Everyone knows that budgeting is a good idea. Budgeting gives you full control over the money you earn and spend; it gives you freedom to ensure that you always know you’re going to have enough set aside for bills.
Yet for some reason… budgeting just isn’t that popular.
The reason for this? Well, there’s a few, but perhaps the most common is that budgeting is just outright boring. While some people find budgeting inherently satisfying, for most of us, there’s little interest to be gleaned from moving numbers around on a screen. There’s hundreds of other far more interesting, or pressing, things that you could be doing with your time, so budgeting inevitably falls by the wayside.

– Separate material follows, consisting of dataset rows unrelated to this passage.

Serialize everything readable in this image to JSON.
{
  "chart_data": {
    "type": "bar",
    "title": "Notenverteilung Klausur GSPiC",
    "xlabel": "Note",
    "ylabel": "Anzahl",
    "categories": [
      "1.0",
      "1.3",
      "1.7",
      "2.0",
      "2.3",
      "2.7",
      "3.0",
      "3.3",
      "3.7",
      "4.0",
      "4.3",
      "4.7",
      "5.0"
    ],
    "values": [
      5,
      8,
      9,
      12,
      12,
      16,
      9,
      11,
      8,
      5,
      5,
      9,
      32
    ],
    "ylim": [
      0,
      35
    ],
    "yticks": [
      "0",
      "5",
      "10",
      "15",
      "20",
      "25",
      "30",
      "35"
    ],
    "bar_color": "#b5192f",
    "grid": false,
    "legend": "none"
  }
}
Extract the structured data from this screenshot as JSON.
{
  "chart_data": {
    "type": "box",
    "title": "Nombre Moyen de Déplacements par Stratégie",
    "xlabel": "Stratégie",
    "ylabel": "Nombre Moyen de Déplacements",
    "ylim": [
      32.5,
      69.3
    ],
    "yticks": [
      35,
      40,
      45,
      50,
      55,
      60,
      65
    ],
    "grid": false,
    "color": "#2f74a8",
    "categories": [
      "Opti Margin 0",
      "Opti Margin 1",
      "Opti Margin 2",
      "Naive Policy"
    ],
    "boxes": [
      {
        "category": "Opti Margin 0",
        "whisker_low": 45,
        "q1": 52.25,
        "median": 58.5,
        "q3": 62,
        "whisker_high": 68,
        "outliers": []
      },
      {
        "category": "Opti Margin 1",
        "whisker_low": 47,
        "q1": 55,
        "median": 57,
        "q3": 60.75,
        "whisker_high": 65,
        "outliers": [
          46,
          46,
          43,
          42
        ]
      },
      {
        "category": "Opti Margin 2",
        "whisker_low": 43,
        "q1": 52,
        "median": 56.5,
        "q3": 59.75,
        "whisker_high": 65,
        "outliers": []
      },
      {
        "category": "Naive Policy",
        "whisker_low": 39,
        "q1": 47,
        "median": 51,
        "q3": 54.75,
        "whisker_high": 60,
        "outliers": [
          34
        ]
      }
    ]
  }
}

However, the eternal truth that budgeting is a good idea is undeniable— so here’s a few suggestions as to how you can make budgeting work for you and your family:
1) Keep it flexible
A rigorous budget might sound like a great idea, but it’s incredibly difficult to stick to. If you want to ensure you still have room for spontaneity in your life, then keep a minimal budget for the essentials (such as bills, insurance payments, etc.) and free-flow everything else. When you get into the habit of doing this, budgeting in other areas will begin to feel more natural.
2) Don’t do it alone
A spreadsheet and a calculator are not the only tools available to you if you want to budget effectively, so make the most of the options out there. There are countless apps you can use to help keep tabs on your spending, and this LearnVest review makes it clear there’s much to be gained from budgeting tools. The easier it is to budget, the more likely you are to stick to it, so make use of the options available to you.
3) Set a budget schedule
One of the best things about budgeting is that it makes life straightforward; you know the way your finances are mapped out for the month, and you can free yourself from financial thoughts for the vast majority of the time. However, many people make the mistake of seeing budgeting as a constant requirement, and will spend hours tweaking and changing their budget as the month progresses. Don’t do this: set a budget you can stick to once per month, and don’t deviate or change it. If there’s something you wish you’d done differently, make a note of it so you can make a change when you do next month’s budget.
4) Allow a contingency
A sudden, unexpected expense is a surefire budget breaker, so a contingency fund is an essential. This should be an amount you can use in an emergency, and it should be kept separate from your main household savings. If you get to the end of the month and you haven’t used your contingency, then you can either save it, or treat the kids to a fun day out.